Treadmill Training with HAL Exoskeleton—A Novel Approach for Symptomatic Therapy in Patients with Limb-Girdle Muscular Dystrophy—Preliminary Study

Purpose: Exoskeletons have been developed for rehabilitation of patients with walking impairment due to neurological disorders. Recent studies have shown that the voluntary-driven exoskeleton HAL® (hybrid assistive limb) can improve walking functions in spinal cord injury and stroke. The aim of this study was to assess safety and effects on walking function of HAL® supported treadmill therapy in patients with limb-girdle muscular dystrophy (LGMD). Materials and Methods: Three LGMD patients received 8 weeks of treadmill training with HAL® 3 times a week.
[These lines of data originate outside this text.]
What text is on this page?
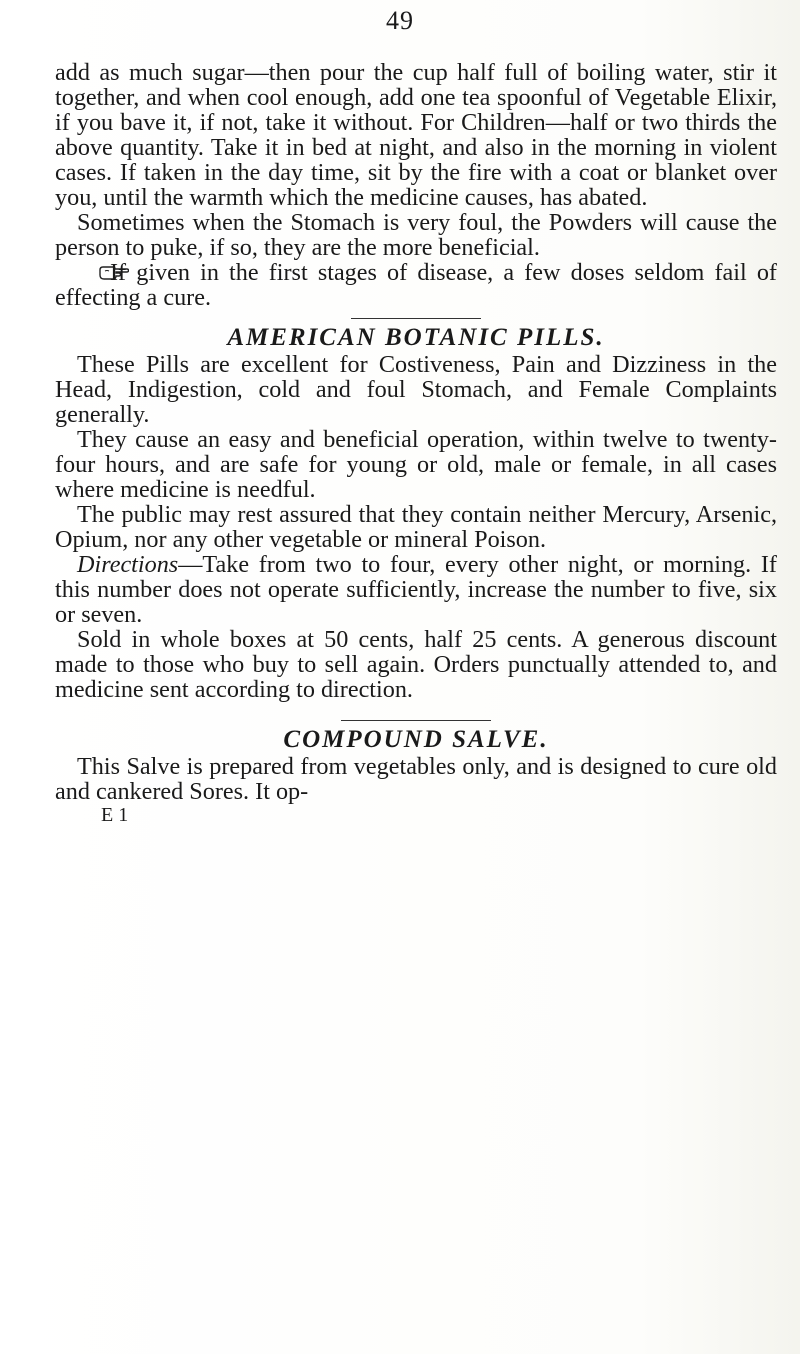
49

add as much sugar—then pour the cup half full of boiling water, stir it together, and when cool enough, add one tea spoonful of Vegetable Elixir, if you bave it, if not, take it without. For Children—half or two thirds the above quantity. Take it in bed at night, and also in the morning in violent cases. If taken in the day time, sit by the fire with a coat or blanket over you, until the warmth which the medicine causes, has abated.

Sometimes when the Stomach is very foul, the Powders will cause the person to puke, if so, they are the more beneficial.

If given in the first stages of disease, a few doses seldom fail of effecting a cure.

AMERICAN BOTANIC PILLS.

These Pills are excellent for Costiveness, Pain and Dizziness in the Head, Indigestion, cold and foul Stomach, and Female Complaints generally.

They cause an easy and beneficial operation, within twelve to twenty-four hours, and are safe for young or old, male or female, in all cases where medicine is needful.

The public may rest assured that they contain neither Mercury, Arsenic, Opium, nor any other vegetable or mineral Poison.

Directions—Take from two to four, every other night, or morning. If this number does not operate sufficiently, increase the number to five, six or seven.

Sold in whole boxes at 50 cents, half 25 cents. A generous discount made to those who buy to sell again. Orders punctually attended to, and medicine sent according to direction.

COMPOUND SALVE.

This Salve is prepared from vegetables only, and is designed to cure old and cankered Sores. It op-

E 1
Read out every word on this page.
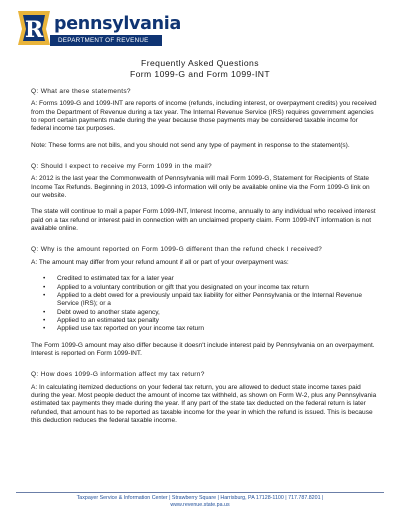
R pennsylvania
DEPARTMENT OF REVENUE
Frequently Asked Questions
Form 1099-G and Form 1099-INT
Q: What are these statements?
A: Forms 1099-G and 1099-INT are reports of income (refunds, including interest, or overpayment credits) you received from the Department of Revenue during a tax year. The Internal Revenue Service (IRS) requires government agencies to report certain payments made during the year because those payments may be considered taxable income for federal income tax purposes.
Note: These forms are not bills, and you should not send any type of payment in response to the statement(s).
Q: Should I expect to receive my Form 1099 in the mail?
A: 2012 is the last year the Commonwealth of Pennsylvania will mail Form 1099-G, Statement for Recipients of State Income Tax Refunds. Beginning in 2013, 1099-G information will only be available online via the Form 1099-G link on our website.
The state will continue to mail a paper Form 1099-INT, Interest Income, annually to any individual who received interest paid on a tax refund or interest paid in connection with an unclaimed property claim. Form 1099-INT information is not available online.
Q: Why is the amount reported on Form 1099-G different than the refund check I received?
A: The amount may differ from your refund amount if all or part of your overpayment was:
• Credited to estimated tax for a later year
• Applied to a voluntary contribution or gift that you designated on your income tax return
• Applied to a debt owed for a previously unpaid tax liability for either Pennsylvania or the Internal Revenue Service (IRS); or a
• Debt owed to another state agency,
• Applied to an estimated tax penalty
• Applied use tax reported on your income tax return
The Form 1099-G amount may also differ because it doesn't include interest paid by Pennsylvania on an overpayment. Interest is reported on Form 1099-INT.
Q: How does 1099-G information affect my tax return?
A: In calculating itemized deductions on your federal tax return, you are allowed to deduct state income taxes paid during the year. Most people deduct the amount of income tax withheld, as shown on Form W-2, plus any Pennsylvania estimated tax payments they made during the year. If any part of the state tax deducted on the federal return is later refunded, that amount has to be reported as taxable income for the year in which the refund is issued. This is because this deduction reduces the federal taxable income.
Taxpayer Service & Information Center | Strawberry Square | Harrisburg, PA 17128-1100 | 717.787.8201 |
www.revenue.state.pa.us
Outcome parameters were 10-meter walk test (10 MWT), 6-minute walk test, and timed-up-and-go test (TUG). Parameters were assessed pre and post training and 6 weeks later (follow-up). Results: All patients completed the therapy without adverse reactions and reported about improvement in endurance. Improvements in outcome parameters after 8 weeks could be demonstrated. Persisting effects were observed after 6 weeks for the 10 MWT and TUG test (follow-up). Conclusions: HAL® treadmill training in LGMD patients can be performed safely and enables an intensive highly repetitive locomotor training. All patients benefitted from this innovative method. Upcoming controlled studies with larger cohorts should prove its effects in different types of LGMD and other myopathies.